Fools Rush In

"Man, it is really messed up down there." Manuye, my freshly retained Seattle cabbie, tried to warn me off a ride to Safeco Field. "Every day with a game--crazy." He shook his head. I got in anyway, preferring a traffic snarl to the gathering rainclouds.

As it turned out, Manuye whipped the "M's rush," as NPR's traffic update called it as we headed south. With All Things Considered turned down to a murmur and an unkind word for anyone stone-stupid enough to get in our way, Manuye delivered me to the heart of Mariners Mania. He waved a dismissive hand at the thousands of fans tsunami-ing toward the park across South Atlantic Street, and bid me good luck.

Call me a sucker, but I couldn't manage anything like Manuye's cynicism during my visit to Seattle two weeks ago. These are heady times in Marinerland. By the time you read this, Safeco will have hosted the All-Star Game, the American League side jammed with eight Mariners. Seattle finished the first half with a lead in the AL West not even the '01 Blazers could blow. Safeco is sold out deep into summer.

Closer to home, The Oregonian covers the M's as Portland's hometown team. Though no precise stats are available, there are those--Lynn Lashbrook, lead crusader of the Oregon Baseball Campaign, is one--who believe that the Portland metro area supplies between 10 and 15 percent of Safeco crowds.

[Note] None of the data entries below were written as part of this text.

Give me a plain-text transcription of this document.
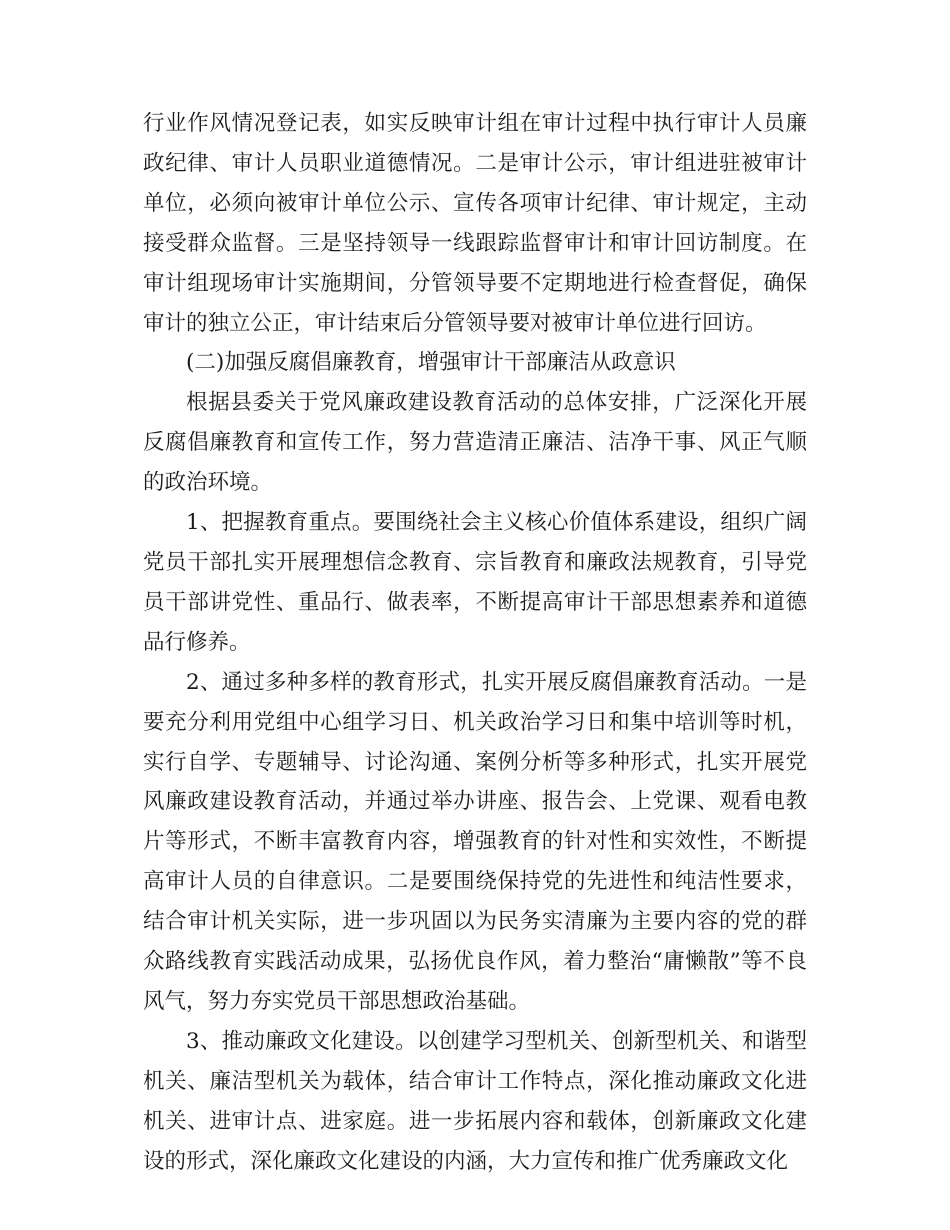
行业作风情况登记表，如实反映审计组在审计过程中执行审计人员廉政纪律、审计人员职业道德情况。二是审计公示，审计组进驻被审计单位，必须向被审计单位公示、宣传各项审计纪律、审计规定，主动接受群众监督。三是坚持领导一线跟踪监督审计和审计回访制度。在审计组现场审计实施期间，分管领导要不定期地进行检查督促，确保审计的独立公正，审计结束后分管领导要对被审计单位进行回访。

(二)加强反腐倡廉教育，增强审计干部廉洁从政意识

根据县委关于党风廉政建设教育活动的总体安排，广泛深化开展反腐倡廉教育和宣传工作，努力营造清正廉洁、洁净干事、风正气顺的政治环境。

1、把握教育重点。要围绕社会主义核心价值体系建设，组织广阔党员干部扎实开展理想信念教育、宗旨教育和廉政法规教育，引导党员干部讲党性、重品行、做表率，不断提高审计干部思想素养和道德品行修养。

2、通过多种多样的教育形式，扎实开展反腐倡廉教育活动。一是要充分利用党组中心组学习日、机关政治学习日和集中培训等时机，实行自学、专题辅导、讨论沟通、案例分析等多种形式，扎实开展党风廉政建设教育活动，并通过举办讲座、报告会、上党课、观看电教片等形式，不断丰富教育内容，增强教育的针对性和实效性，不断提高审计人员的自律意识。二是要围绕保持党的先进性和纯洁性要求，结合审计机关实际，进一步巩固以为民务实清廉为主要内容的党的群众路线教育实践活动成果，弘扬优良作风，着力整治“庸懒散”等不良风气，努力夯实党员干部思想政治基础。

3、推动廉政文化建设。以创建学习型机关、创新型机关、和谐型机关、廉洁型机关为载体，结合审计工作特点，深化推动廉政文化进机关、进审计点、进家庭。进一步拓展内容和载体，创新廉政文化建设的形式，深化廉政文化建设的内涵，大力宣传和推广优秀廉政文化
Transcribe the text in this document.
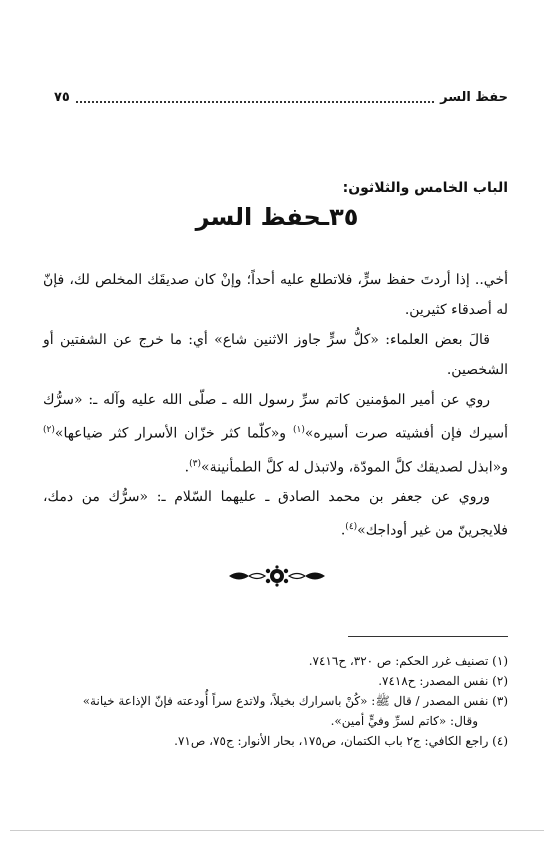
حفظ السر
٧٥
الباب الخامس والثلاثون:
٣٥ـحفظ السر

أخي.. إذا أردتَ حفظ سرٍّ، فلاتطلع عليه أحداً؛ وإنْ كان صديقَك المخلص لك، فإنّ له أصدقاء كثيرين.

قالَ بعض العلماء: «كلُّ سرٍّ جاوز الاثنين شاع» أي: ما خرج عن الشفتين أو الشخصين.

روي عن أمير المؤمنين كاتم سرِّ رسول الله ـ صلّى الله عليه وآله ـ: «سرُّك أسيرك فإن أفشيته صرت أسيره»$^{(١)}$ و«كلّما كثر خزّان الأسرار كثر ضياعها»$^{(٢)}$ و«ابذل لصديقك كلَّ المودّة، ولاتبذل له كلَّ الطمأنينة»$^{(٣)}$.

وروي عن جعفر بن محمد الصادق ـ عليهما السّلام ـ: «سرُّك من دمك، فلايجرينّ من غير أوداجك»$^{(٤)}$.

(١) تصنيف غرر الحكم: ص ٣٢٠، ح٧٤١٦.

(٢) نفس المصدر: ح٧٤١٨.

(٣) نفس المصدر / قال ﷺ: «كُنْ باسرارك بخيلاً، ولاتدع سراً أُودعته فإنّ الإذاعة خيانة»

وقال: «كاتم لسرِّ وفيٍّ أمين».

(٤) راجع الكافي: ج٢ باب الكتمان، ص١٧٥، بحار الأنوار: ج٧٥، ص٧١.
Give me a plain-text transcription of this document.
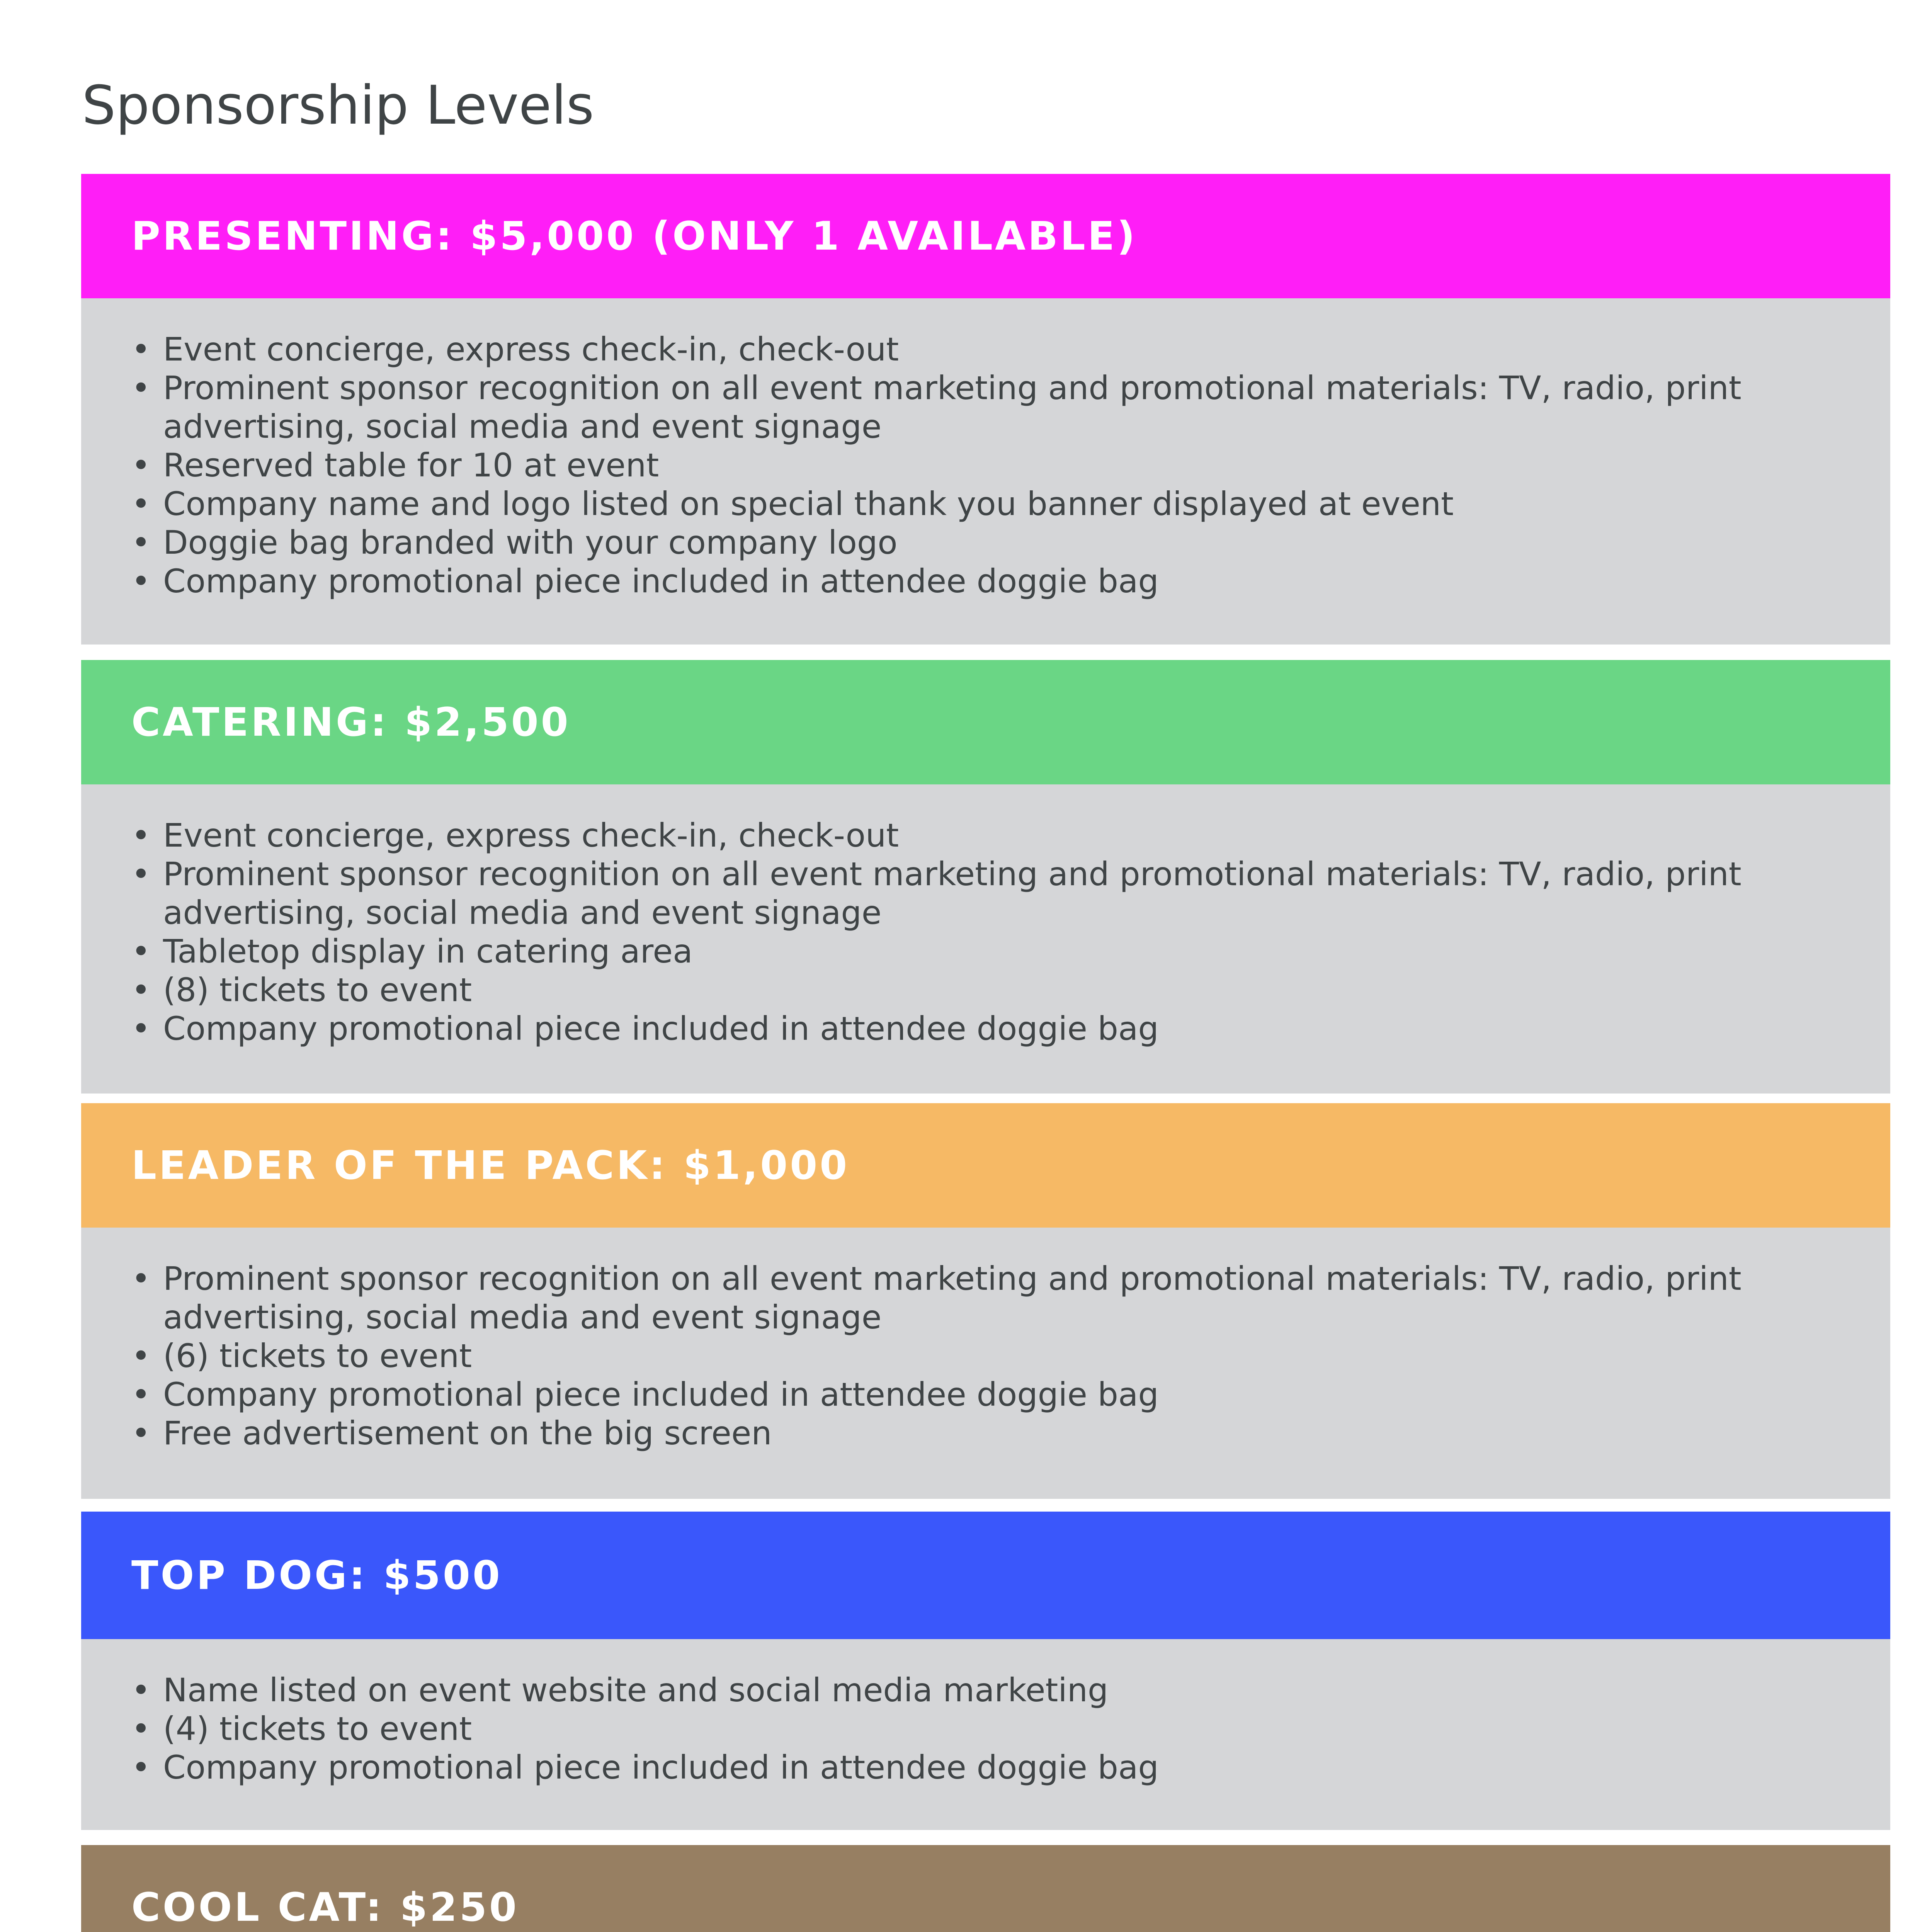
Sponsorship Levels
PRESENTING: $5,000 (ONLY 1 AVAILABLE)
• Event concierge, express check-in, check-out
• Prominent sponsor recognition on all event marketing and promotional materials: TV, radio, print advertising, social media and event signage
• Reserved table for 10 at event
• Company name and logo listed on special thank you banner displayed at event
• Doggie bag branded with your company logo
• Company promotional piece included in attendee doggie bag
CATERING: $2,500
• Event concierge, express check-in, check-out
• Prominent sponsor recognition on all event marketing and promotional materials: TV, radio, print advertising, social media and event signage
• Tabletop display in catering area
• (8) tickets to event
• Company promotional piece included in attendee doggie bag
LEADER OF THE PACK: $1,000
• Prominent sponsor recognition on all event marketing and promotional materials: TV, radio, print advertising, social media and event signage
• (6) tickets to event
• Company promotional piece included in attendee doggie bag
• Free advertisement on the big screen
TOP DOG: $500
• Name listed on event website and social media marketing
• (4) tickets to event
• Company promotional piece included in attendee doggie bag
COOL CAT: $250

"Our campaign has definitely experienced a tremendous boost from the Mariners' success," says Lashbrook of OBC's indefatigable (though unsuccessful) effort to pry a ballpark subsidy out of the Oregon Legislature. "People are starting to realize that Portland really could get a team and it could be very competitive. Remember, Portland has the same population now that Seattle had in 1990."

And, of course, there's the Ichiro factor. The slap-hitting leadoff man signed from Japan's Orix Blue Wave has emerged as the most magnificent mononym to hit American sports since Pele played for the Cosmos. Azumano, a Portland travel agency, scored the coup of the year when it secured official rights to market Mariners getaways in Japan; the company will bring thousands of Japanese fans across the Pacific this year. Despite the anemic show the M's put on in a loss to the Oakland Athletics the night I saw them, Japanese signs and flags bloomed throughout the stands every time Ichiro came to the plate. Japanese reporters filled half the press box. (Ichiro, that night, couldn't hit a ball out of the infield, though he did beat out a grounder...to the pitcher...for a single.)

The Mariners are sexy, cosmopolitan and sleek. It only took about 130 years, but major-league ball has finally conquered the Pacific Northwest--all the more remarkable given that, if MLB "contraction" had been bandied 15 or 20 years ago, the M's would have been first in line to drink the Kool-Aid. In 1983, the Mariners' average home attendance was a pathetic 10,044 per game. They'll nearly quintuple that this year.

It goes to show that if you give a city a winning team and slick ballpark, They Will Come. It may also go to show that most of the current hordes of instant Mariners diehards are fair-weather bandwagoneers of the lowest sort. There are those who wonder what will happen when this year's "SoDo Mojo," inevitably, goes drier than the Klamath Basin.

"It is frustrating, in a way," says John Reeves, a hardcore from Auburn, Wash., who runs one of the best Seattle fan websites and may be the only person on Earth who can fairly claim to bleed Mariner blue. Reeves remembers '83, when the M's drew 3,630 to a game against Kansas City one night in September--he remembers, because he was there. "It's fun," Reeves admits, "but when the tide turns against us, will we be down to 20,000 fans a game?"

Fans who want MLB in PDX should take note. I do believe we'll get a team eventually, but the Mariners' current roll in the clover makes a poor model to emulate. It can't all be IchiMania and weekenders from Osaka. If baseball is going to work, in Portland or anywhere, there must be thousands of fans willing to pay to watch their boys get 10-runned by the Brewers. The question for Portland is, are those thousands out there?

Seattle, when it gets a moment of sobriety, might ask itself the same thing.

CORRECTION: So my friend Travis looks at me Friday night and says, "Hey, man. Read your column about how Maurice Cheeks is the Blazers' first black coach." By this point, I know what's coming. I don't say anything. "You ever hear," he continues, "of Lenny Wilkins? Lenny Wilkins, Hall of Famer? Lenny Wilkins, former Blazers coach? Lenny Wilkins, who is black?" I have now, Trav, I have now.

Wilkins served as the Blazers' player/coach between 1974 and 1976, before going on to win an NBA title as coach of the Seattle SuperSonics; he now coaches the Toronto Raptors.

Thus, my statement in last week's Go! Fight! Win!, to the effect that new Blazers coach Cheeks was the first African-American at the franchise's helm, was mistaken. I apologize for this egregious error. Thanks to the dozens of readers who wrote, called or dropped by

WW

's offices to point out the mistake.